The $700-A-Month Portfolio Building Strategy For Retirement – Sept. 2022 Update
It’s been a rough month.
Since August 25th, when we decided to make $1M in a new portfolio, the S&P 500 has dropped from 4,000 to 3,635 (9.1%) and the market mood has certainly gotten sour. This is EXACTLY what the Fed wants and needs as it ends the TINA (There Is No Alternative) for Stocks at the same time as it chases people out of housing and that leaves – BONDS! – which the Fed holds a lot of and the Government needs to sell a lot of.
The alternative to the Fed raising rates to get in-line with inflation is that they don’t do that and the bond market (via note auctions) does it for them. Since the Fed’s entire power is adjusting rates – taking that out of their hands will cause a massive lack of confidence in the whole system and then we would be truly screwed – Greece-style.
Rates were going to go up whether the Fed raised them or not. By making themselves the bad guy – they get to look like they are controlling things but what idiots would by $100Bn worth of 10-year notes at auction if they were still paying 2%? What idiot would lend you $400,000 to buy a $500,000 home at 4% when inflation is 10%? Rates out of line with inflation expectations grind liquidity (lending) to a halt and that is DOOM!!! for any economy.
So let people panic about a perfectly normal economic cycle as this too shall pass and, meanwhile, we shall keep buying. Last month, we initiated our new $700 Per Month Portfolio with 2 purchases and now we look like this:
Down 20% in our first month is not a good start. NLY did a 1:4 reverse split yesterday and the stock has been dropping like a rock since they effectively cut the dividend by 75%. I would love to take advantage of this and sell a put, like the 2025 $20 puts that are trading for $8, which would be a net $12 entry but we only have another $700 to spend and no margin so all we can do this month is stick to our plan:
- Buy 18 shares of NLY at $19.40 ($349.20)
- Buy 22 shares of T at $15.73 ($346.06)
Nothing has changed in our premise – the market has simply gone down, so we’re buying our second set of shares cheaper than the first. Even though they are down, NLY will average $23/share for 31 shares and we’ll collect 0.22 dividend tomorrow so $22.78 per share will be our net cost. Once we get to 100 shares, the Jan 2025 $18 calls can be sold for $4 and that will drop our net to $18.78, less the next dividend is another 0.22 (if they keep it here) would be $18.56 and that’s only our first 100 – so I’m not worried.

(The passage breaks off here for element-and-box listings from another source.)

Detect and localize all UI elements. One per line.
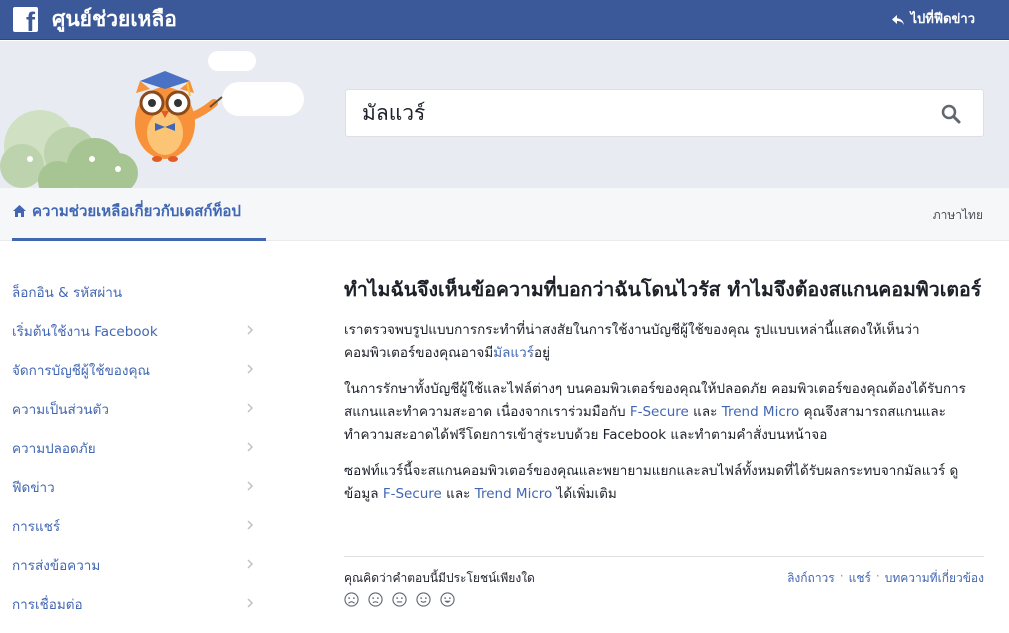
tab-desktop-help-label: ความช่วยเหลือเกี่ยวกับเดสก์ท็อป	[32, 202, 241, 220]
sidebar-item-getting-started[interactable]: เริ่มต้นใช้งาน Facebook	[12, 311, 262, 350]
very-sad-face-icon[interactable]	[344, 592, 359, 607]
sidebar-item-label: ความเป็นส่วนตัว	[12, 401, 109, 418]
paragraph-text: และ	[688, 404, 722, 420]
chevron-right-icon	[247, 325, 254, 335]
owl-mascot-illustration	[0, 51, 304, 188]
back-link-label: ไปที่ฟีดข่าว	[910, 12, 976, 27]
sidebar-item-connecting[interactable]: การเชื่อมต่อ	[12, 584, 262, 623]
sidebar-item-label: ความปลอดภัย	[12, 440, 96, 457]
sidebar-item-security[interactable]: ความปลอดภัย	[12, 428, 262, 467]
feedback-question: คุณคิดว่าคำตอบนี้มีประโยชน์เพียงใด	[344, 571, 535, 585]
facebook-logo-letter: f	[26, 7, 35, 33]
help-center-title[interactable]: ศูนย์ช่วยเหลือ	[52, 5, 177, 33]
related-articles-link[interactable]: บทความที่เกี่ยวข้อง	[885, 569, 984, 588]
article-paragraph-3: ซอฟท์แวร์นี้จะสแกนคอมพิวเตอร์ของคุณและพย…	[344, 460, 984, 506]
paragraph-text: ได้เพิ่มเติม	[552, 486, 617, 502]
sidebar-item-messaging[interactable]: การส่งข้อความ	[12, 545, 262, 584]
separator: ·	[875, 569, 880, 583]
happy-face-icon[interactable]	[416, 592, 431, 607]
sidebar-item-label: การแชร์	[12, 518, 61, 535]
chevron-right-icon	[247, 520, 254, 530]
sidebar-item-label: การเชื่อมต่อ	[12, 596, 83, 613]
paragraph-text: เราตรวจพบรูปแบบการกระทำที่น่าสงสัยในการใ…	[344, 322, 920, 361]
feedback-section: คุณคิดว่าคำตอบนี้มีประโยชน์เพียงใด ลิงก์…	[344, 556, 984, 607]
sidebar-item-login-password[interactable]: ล็อกอิน & รหัสผ่าน	[12, 272, 262, 311]
article-actions: ลิงก์ถาวร · แชร์ · บทความที่เกี่ยวข้อง	[787, 569, 984, 588]
sidebar: ล็อกอิน & รหัสผ่าน เริ่มต้นใช้งาน Facebo…	[12, 272, 262, 623]
chevron-right-icon	[247, 442, 254, 452]
chevron-right-icon	[247, 598, 254, 608]
trend-micro-link[interactable]: Trend Micro	[722, 404, 800, 420]
trend-micro-link[interactable]: Trend Micro	[475, 486, 553, 502]
help-nav-strip: ความช่วยเหลือเกี่ยวกับเดสก์ท็อป ภาษาไทย	[0, 188, 1009, 241]
go-to-news-feed-link[interactable]: ไปที่ฟีดข่าว	[891, 11, 976, 29]
sidebar-item-label: ล็อกอิน & รหัสผ่าน	[12, 284, 123, 301]
chevron-right-icon	[247, 481, 254, 491]
f-secure-link[interactable]: F-Secure	[383, 486, 442, 502]
sidebar-item-label: การส่งข้อความ	[12, 557, 101, 574]
separator: ·	[839, 569, 844, 583]
search-icon[interactable]	[941, 104, 961, 124]
top-bar: f ศูนย์ช่วยเหลือ ไปที่ฟีดข่าว	[0, 0, 1009, 40]
sad-face-icon[interactable]	[368, 592, 383, 607]
sidebar-item-privacy[interactable]: ความเป็นส่วนตัว	[12, 389, 262, 428]
neutral-face-icon[interactable]	[392, 592, 407, 607]
article: ทำไมฉันจึงเห็นข้อความที่บอกว่าฉันโดนไวรั…	[344, 274, 984, 506]
very-happy-face-icon[interactable]	[440, 592, 455, 607]
sidebar-item-news-feed[interactable]: ฟีดข่าว	[12, 467, 262, 506]
article-paragraph-2: ในการรักษาทั้งบัญชีผู้ใช้และไฟล์ต่างๆ บน…	[344, 378, 984, 447]
sidebar-item-sharing[interactable]: การแชร์	[12, 506, 262, 545]
share-link[interactable]: แชร์	[849, 569, 871, 588]
rating-faces	[344, 592, 455, 607]
back-arrow-icon	[891, 15, 904, 25]
search-input[interactable]	[362, 96, 922, 130]
sidebar-item-label: เริ่มต้นใช้งาน Facebook	[12, 323, 158, 340]
chevron-right-icon	[247, 403, 254, 413]
tab-desktop-help[interactable]: ความช่วยเหลือเกี่ยวกับเดสก์ท็อป	[12, 188, 266, 241]
sidebar-item-label: ฟีดข่าว	[12, 479, 55, 496]
facebook-logo[interactable]: f	[13, 7, 38, 32]
permalink-link[interactable]: ลิงก์ถาวร	[787, 569, 835, 588]
article-title: ทำไมฉันจึงเห็นข้อความที่บอกว่าฉันโดนไวรั…	[344, 278, 982, 301]
sidebar-item-label: จัดการบัญชีผู้ใช้ของคุณ	[12, 362, 151, 379]
chevron-right-icon	[247, 364, 254, 374]
malware-link[interactable]: มัลแวร์	[493, 345, 534, 361]
f-secure-link[interactable]: F-Secure	[630, 404, 689, 420]
language-selector[interactable]: ภาษาไทย	[933, 206, 983, 225]
sidebar-item-manage-account[interactable]: จัดการบัญชีผู้ใช้ของคุณ	[12, 350, 262, 389]
paragraph-text: และ	[441, 486, 475, 502]
hero-banner	[0, 41, 1009, 188]
search-box	[345, 89, 984, 137]
paragraph-text: อยู่	[533, 345, 550, 361]
article-paragraph-1: เราตรวจพบรูปแบบการกระทำที่น่าสงสัยในการใ…	[344, 319, 984, 365]
home-icon	[13, 205, 26, 217]
chevron-right-icon	[247, 559, 254, 569]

The same goes with T as we now have 56 shares at an average of $16.865 and we’ll get 0.28 from them next month and that will be net $16.58 average and, when we get to 100 shares, we can sell the 2025 $13 calls at $3.60 to drop our net to $12.98 – not to mention more dividends!

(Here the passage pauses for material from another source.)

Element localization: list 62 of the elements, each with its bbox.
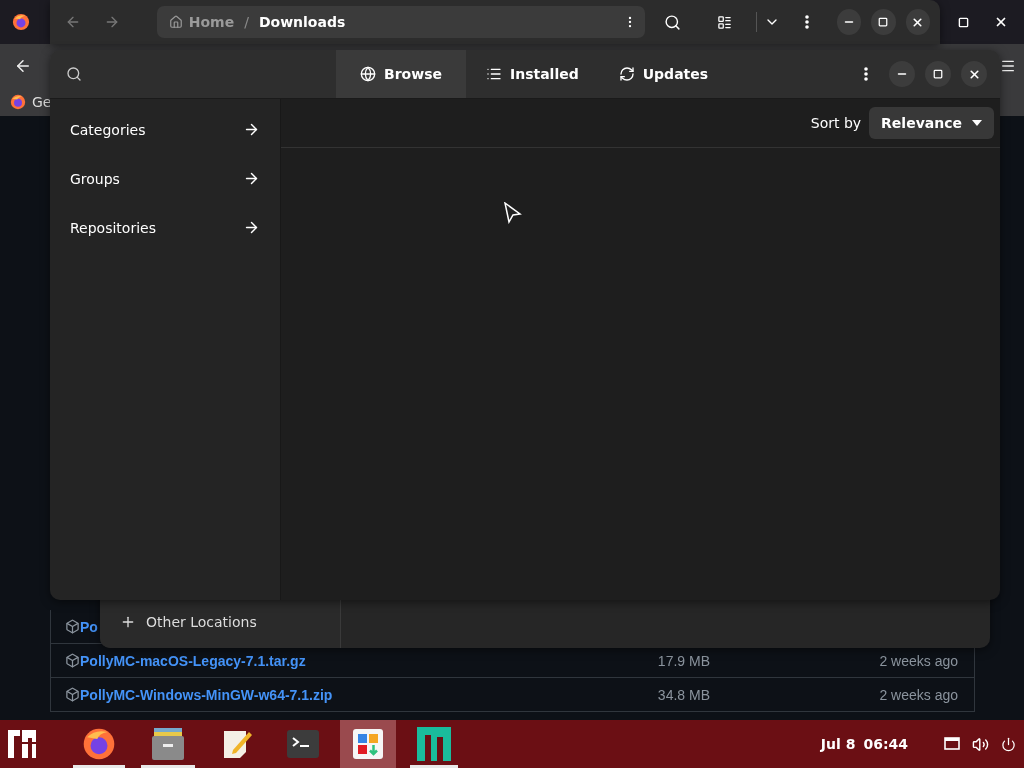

So despite the drops right after our initial entries, we’re still on track to establish our first two dividend-paying positions in month 2 (of 360). Yes, it’s a very slow, tedious process but it also works – even in horrific market conditions – and that’s the point of this exercise – to teach you to be patient and take a step by tedious step process to your long-term investing goals!
NLY has a cousin stock, Chimera Investment Corp (CIM), with the same management team and I like them as well. They are currently at $5.99/share and pay an 0.92 dividend (15.3%) but I imagine the same logic that drove them to reverse-split NLY will move them to do the same with CIM but, if they are still at this level next month – I would consider selling 1 CIM 2025 $7 put for $2.90 – as that would net us in for $4.10 on 100 shares and would only use $410 of our buying power (the assignment risk) and we’d either keep the $290 we collect (more than two years dividend) if the stock is over $7 or we’d have a net $4.10 entry on our first 100 shares if it’s under $7 – a 31.5% discount to the current price.

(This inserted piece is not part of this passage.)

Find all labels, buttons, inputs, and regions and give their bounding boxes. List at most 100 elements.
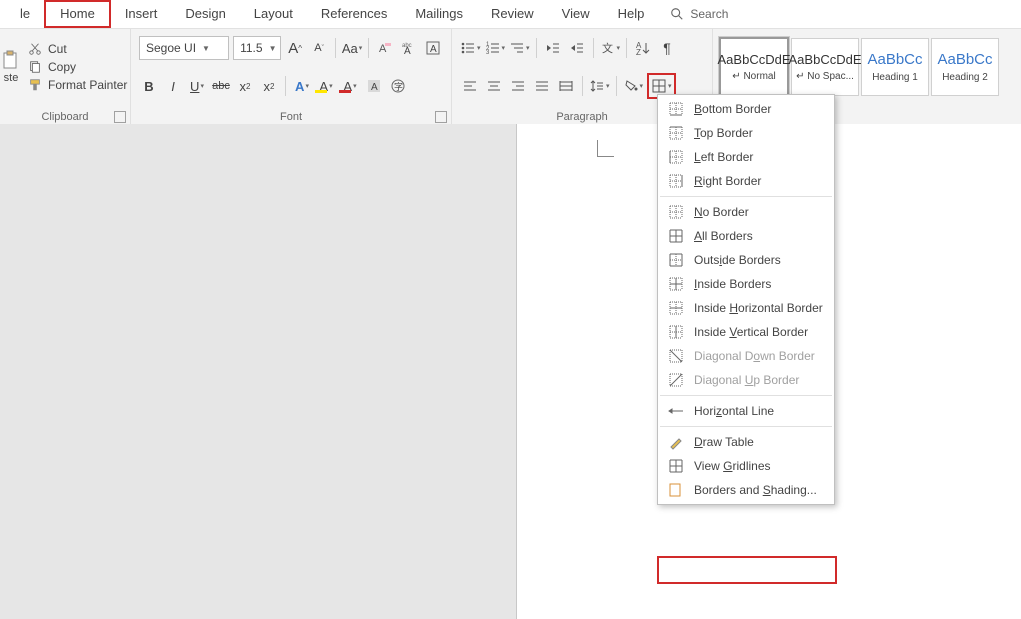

With a $410 commitment to owning 100 shares, the next step (using our $700 monthly limit) could be buying 100 shares for $600 and selling a 2025 $5 call for $1.50 ($150). That would be net $450 and then we’d own 100 shares for $450 less the $410 we collected for promising to buy 100 more at $7 so net $40 out of pocket for the 100 shares and our worst case would be having another 100 assigned at $7 but that would total $740 for 200 shares or $3.70 per share – not much of a worst case, is it?
To the upside, if we get called away at $5, we net $460 in profits (plus dividends collected) and, if we are over $7 – that’s going to be it and over $5 and under $7 means we’d get 100 shares assigned to us for $700 – less the $460 we made would be $240 or $2.40 per share.
When your worst case sounds great – it’s a good trade!